Возможно, это самое правдивое описание посткоитального состояния в литературе. По крайней мере, написанное мужчиной, и еще, пожалуй, за исключением двух слов из «По ком звонит колокол» Хемингуэя. Герой романа Роберт Джордан спрашивает у Марии о ее чувствах прошлой ночью, и молодая женщина отвечает ему: «Земля пошатнулась».

Вымаранными позже строками о «нервном припадке» Эммы Флобер изначально планировал предварить описание горной долины: «Эмма тяжело дышала, и причиной этому была не утомительная прогулка и не тяжесть плаща, но странное тревожное чувство, мука, терзавшая все ее существо, как если бы у нее начинался нервный припадок».  Быть может, Флобер – эпилептик с молодых лет – просто не захотел увязывать секс с собственными эпизодическими приступами.

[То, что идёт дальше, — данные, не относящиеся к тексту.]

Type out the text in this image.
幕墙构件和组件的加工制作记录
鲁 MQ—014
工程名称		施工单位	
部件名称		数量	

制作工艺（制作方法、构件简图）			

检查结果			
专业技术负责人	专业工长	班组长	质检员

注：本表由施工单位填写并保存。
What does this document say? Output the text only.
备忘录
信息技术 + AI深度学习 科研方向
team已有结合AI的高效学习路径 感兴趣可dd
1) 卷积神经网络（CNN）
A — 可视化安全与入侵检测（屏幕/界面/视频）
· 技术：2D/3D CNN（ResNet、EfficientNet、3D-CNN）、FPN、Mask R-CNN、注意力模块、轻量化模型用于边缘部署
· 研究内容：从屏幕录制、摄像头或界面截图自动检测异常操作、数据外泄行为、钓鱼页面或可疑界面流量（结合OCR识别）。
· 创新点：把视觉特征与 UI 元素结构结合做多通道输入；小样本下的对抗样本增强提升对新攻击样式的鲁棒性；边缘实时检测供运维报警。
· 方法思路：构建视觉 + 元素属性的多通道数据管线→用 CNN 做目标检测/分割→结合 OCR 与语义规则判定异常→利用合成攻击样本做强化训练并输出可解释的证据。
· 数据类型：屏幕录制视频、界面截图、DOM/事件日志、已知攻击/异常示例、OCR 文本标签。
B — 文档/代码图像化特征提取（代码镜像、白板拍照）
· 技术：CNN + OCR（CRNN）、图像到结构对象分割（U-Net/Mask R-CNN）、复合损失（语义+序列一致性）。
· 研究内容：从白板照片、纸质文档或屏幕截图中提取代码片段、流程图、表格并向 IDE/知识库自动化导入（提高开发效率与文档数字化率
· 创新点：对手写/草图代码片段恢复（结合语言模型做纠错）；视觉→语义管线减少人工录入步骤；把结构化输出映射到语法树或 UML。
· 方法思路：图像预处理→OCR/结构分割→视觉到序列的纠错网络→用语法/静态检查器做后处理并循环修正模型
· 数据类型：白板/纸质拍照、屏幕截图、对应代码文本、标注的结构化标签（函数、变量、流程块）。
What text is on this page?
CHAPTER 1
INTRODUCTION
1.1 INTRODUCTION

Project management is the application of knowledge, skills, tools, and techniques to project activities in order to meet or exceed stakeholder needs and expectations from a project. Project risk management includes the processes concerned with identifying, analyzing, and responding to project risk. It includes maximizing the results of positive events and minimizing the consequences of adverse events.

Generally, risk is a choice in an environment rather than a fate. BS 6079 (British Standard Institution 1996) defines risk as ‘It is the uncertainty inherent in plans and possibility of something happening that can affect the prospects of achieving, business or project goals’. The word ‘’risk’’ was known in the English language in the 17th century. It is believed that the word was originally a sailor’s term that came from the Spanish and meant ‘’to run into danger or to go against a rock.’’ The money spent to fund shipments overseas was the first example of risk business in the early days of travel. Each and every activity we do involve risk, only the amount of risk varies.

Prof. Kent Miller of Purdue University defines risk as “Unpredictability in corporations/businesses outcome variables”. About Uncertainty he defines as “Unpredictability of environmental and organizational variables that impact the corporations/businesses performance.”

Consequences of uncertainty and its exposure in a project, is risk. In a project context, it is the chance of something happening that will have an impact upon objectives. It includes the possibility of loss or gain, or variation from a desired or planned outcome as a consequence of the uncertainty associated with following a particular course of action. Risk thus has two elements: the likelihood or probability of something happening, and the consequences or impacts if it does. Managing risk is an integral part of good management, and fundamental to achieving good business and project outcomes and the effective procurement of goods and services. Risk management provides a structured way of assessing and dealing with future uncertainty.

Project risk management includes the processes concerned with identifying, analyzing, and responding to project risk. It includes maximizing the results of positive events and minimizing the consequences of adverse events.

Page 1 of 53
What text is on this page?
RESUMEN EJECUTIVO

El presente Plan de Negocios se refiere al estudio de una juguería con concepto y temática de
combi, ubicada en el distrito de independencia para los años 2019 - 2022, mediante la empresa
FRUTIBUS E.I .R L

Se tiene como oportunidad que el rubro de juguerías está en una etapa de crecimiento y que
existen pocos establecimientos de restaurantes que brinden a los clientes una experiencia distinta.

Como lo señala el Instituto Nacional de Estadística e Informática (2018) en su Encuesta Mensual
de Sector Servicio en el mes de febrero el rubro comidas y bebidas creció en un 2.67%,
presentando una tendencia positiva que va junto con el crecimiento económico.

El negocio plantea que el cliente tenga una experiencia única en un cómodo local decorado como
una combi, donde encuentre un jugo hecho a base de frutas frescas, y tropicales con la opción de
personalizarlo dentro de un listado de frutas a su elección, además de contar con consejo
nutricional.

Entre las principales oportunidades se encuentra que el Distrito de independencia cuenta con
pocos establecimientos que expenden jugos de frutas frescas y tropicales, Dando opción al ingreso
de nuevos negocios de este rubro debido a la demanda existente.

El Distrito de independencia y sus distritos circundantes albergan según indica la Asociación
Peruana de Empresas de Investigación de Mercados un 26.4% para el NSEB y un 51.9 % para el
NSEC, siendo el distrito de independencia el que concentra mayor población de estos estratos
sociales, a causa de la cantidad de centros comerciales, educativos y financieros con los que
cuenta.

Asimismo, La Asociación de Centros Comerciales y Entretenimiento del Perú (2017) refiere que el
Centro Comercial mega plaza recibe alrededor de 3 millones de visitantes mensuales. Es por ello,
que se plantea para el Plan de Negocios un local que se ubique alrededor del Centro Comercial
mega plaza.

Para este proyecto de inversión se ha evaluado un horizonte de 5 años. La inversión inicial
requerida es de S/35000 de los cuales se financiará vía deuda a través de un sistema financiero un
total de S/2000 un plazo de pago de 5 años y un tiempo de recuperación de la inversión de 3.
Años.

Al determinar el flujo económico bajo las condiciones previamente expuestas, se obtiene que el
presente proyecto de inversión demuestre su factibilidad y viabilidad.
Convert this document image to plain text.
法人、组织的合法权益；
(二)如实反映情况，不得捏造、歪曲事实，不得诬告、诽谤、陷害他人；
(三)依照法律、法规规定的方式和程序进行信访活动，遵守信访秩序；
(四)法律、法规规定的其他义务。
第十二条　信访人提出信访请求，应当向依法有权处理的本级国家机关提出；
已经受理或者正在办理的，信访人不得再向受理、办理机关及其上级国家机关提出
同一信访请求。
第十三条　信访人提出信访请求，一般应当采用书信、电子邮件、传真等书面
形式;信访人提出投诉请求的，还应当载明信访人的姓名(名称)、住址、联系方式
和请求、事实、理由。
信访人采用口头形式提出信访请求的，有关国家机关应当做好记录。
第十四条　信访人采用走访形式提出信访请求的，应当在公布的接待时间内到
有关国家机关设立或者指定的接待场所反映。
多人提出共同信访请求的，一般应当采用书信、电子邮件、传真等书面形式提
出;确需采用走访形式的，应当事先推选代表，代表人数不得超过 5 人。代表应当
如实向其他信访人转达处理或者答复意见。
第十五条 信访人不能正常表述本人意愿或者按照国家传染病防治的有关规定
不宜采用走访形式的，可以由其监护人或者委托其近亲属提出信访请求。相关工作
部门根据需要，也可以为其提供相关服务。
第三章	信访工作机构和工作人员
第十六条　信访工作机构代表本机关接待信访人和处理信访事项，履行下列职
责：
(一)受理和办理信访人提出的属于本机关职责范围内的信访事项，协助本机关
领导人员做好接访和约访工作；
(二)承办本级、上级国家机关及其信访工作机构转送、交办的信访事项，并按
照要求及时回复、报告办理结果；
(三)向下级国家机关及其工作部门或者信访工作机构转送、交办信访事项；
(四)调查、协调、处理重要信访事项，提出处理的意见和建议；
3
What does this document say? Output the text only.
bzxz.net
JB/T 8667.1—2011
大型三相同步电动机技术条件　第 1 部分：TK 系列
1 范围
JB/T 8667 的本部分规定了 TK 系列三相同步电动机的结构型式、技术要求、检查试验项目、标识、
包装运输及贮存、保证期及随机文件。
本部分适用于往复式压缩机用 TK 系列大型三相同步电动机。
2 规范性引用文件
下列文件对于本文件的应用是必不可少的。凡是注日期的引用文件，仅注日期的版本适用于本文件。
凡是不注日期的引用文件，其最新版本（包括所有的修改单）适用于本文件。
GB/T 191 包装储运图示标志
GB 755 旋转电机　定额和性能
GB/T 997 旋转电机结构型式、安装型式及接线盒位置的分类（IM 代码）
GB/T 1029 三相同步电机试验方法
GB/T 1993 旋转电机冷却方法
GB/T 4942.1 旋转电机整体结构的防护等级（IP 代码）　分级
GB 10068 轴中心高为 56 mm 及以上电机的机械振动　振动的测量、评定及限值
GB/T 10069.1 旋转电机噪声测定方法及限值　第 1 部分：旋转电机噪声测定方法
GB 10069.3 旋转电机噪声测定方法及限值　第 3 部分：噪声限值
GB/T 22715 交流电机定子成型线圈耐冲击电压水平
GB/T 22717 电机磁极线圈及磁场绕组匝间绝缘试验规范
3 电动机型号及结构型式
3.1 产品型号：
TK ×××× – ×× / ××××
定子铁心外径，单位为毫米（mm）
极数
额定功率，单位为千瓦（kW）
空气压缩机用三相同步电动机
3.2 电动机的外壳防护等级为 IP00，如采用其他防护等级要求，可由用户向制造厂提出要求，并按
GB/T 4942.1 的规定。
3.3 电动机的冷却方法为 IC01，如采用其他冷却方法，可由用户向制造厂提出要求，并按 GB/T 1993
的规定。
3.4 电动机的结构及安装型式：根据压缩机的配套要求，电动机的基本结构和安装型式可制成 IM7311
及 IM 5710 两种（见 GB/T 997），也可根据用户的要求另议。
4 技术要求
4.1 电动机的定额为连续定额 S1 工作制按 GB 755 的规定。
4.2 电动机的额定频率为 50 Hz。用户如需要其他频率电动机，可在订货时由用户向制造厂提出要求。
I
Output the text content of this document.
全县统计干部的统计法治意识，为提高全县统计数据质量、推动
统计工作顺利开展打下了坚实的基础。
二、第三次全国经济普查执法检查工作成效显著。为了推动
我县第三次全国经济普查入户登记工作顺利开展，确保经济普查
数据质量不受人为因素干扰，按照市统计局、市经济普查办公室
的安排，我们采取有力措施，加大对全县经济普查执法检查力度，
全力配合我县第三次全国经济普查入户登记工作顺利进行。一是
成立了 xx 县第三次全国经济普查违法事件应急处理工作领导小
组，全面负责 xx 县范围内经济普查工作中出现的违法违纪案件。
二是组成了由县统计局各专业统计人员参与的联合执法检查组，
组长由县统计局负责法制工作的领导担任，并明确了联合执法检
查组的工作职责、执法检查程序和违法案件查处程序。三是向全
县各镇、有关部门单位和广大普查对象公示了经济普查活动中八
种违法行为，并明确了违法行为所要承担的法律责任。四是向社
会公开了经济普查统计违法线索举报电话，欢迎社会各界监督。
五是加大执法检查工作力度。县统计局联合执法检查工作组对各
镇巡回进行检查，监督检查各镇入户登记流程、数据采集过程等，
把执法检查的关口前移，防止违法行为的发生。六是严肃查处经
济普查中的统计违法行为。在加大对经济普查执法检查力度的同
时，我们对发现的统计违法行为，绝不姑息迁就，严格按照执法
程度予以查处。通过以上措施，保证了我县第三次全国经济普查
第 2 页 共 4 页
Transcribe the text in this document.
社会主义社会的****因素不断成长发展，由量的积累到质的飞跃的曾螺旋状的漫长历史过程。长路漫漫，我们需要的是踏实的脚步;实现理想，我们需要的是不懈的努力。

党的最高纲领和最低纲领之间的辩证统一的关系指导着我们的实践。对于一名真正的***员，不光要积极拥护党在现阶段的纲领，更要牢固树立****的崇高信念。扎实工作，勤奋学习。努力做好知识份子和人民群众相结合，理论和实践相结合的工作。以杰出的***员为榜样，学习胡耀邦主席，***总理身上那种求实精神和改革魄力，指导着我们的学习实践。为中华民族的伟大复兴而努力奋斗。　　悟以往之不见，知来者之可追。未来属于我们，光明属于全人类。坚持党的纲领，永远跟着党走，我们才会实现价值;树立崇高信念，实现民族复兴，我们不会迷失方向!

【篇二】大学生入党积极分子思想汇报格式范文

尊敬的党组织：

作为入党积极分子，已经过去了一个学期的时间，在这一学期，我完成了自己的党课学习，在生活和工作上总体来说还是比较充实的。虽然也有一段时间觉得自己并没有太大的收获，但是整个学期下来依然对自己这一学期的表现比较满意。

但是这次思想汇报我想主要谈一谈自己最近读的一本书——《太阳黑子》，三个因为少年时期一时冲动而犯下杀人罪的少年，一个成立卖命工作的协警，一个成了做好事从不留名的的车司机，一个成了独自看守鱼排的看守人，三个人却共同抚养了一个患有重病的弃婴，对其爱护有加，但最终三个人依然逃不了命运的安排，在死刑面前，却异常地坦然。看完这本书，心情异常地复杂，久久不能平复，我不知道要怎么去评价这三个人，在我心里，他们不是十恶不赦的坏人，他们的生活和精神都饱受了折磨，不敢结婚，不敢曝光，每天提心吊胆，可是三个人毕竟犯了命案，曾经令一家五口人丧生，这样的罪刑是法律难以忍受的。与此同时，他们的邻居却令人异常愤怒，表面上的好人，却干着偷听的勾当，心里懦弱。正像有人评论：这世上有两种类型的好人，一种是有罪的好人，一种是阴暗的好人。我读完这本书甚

Однако же, незадолго до того он писал своему другу: «Жемчуг — болезнь устрицы, а стиль, быть может, выделение вследствие недуга более глубокого»(15).

Как ни странно, Флобер не дал идее дальнейшего развития. Возможно, понимал, что некоторых метафор лучше не касаться.

Анализ «T-unit»

Вне зависимости от возраста учеников – начальная ли это школа, средняя, старшая, или курсы подготовки в ВУЗ, анализируя текст, я всегда предлагал так называемый метод «T-unit» — и обучал ему.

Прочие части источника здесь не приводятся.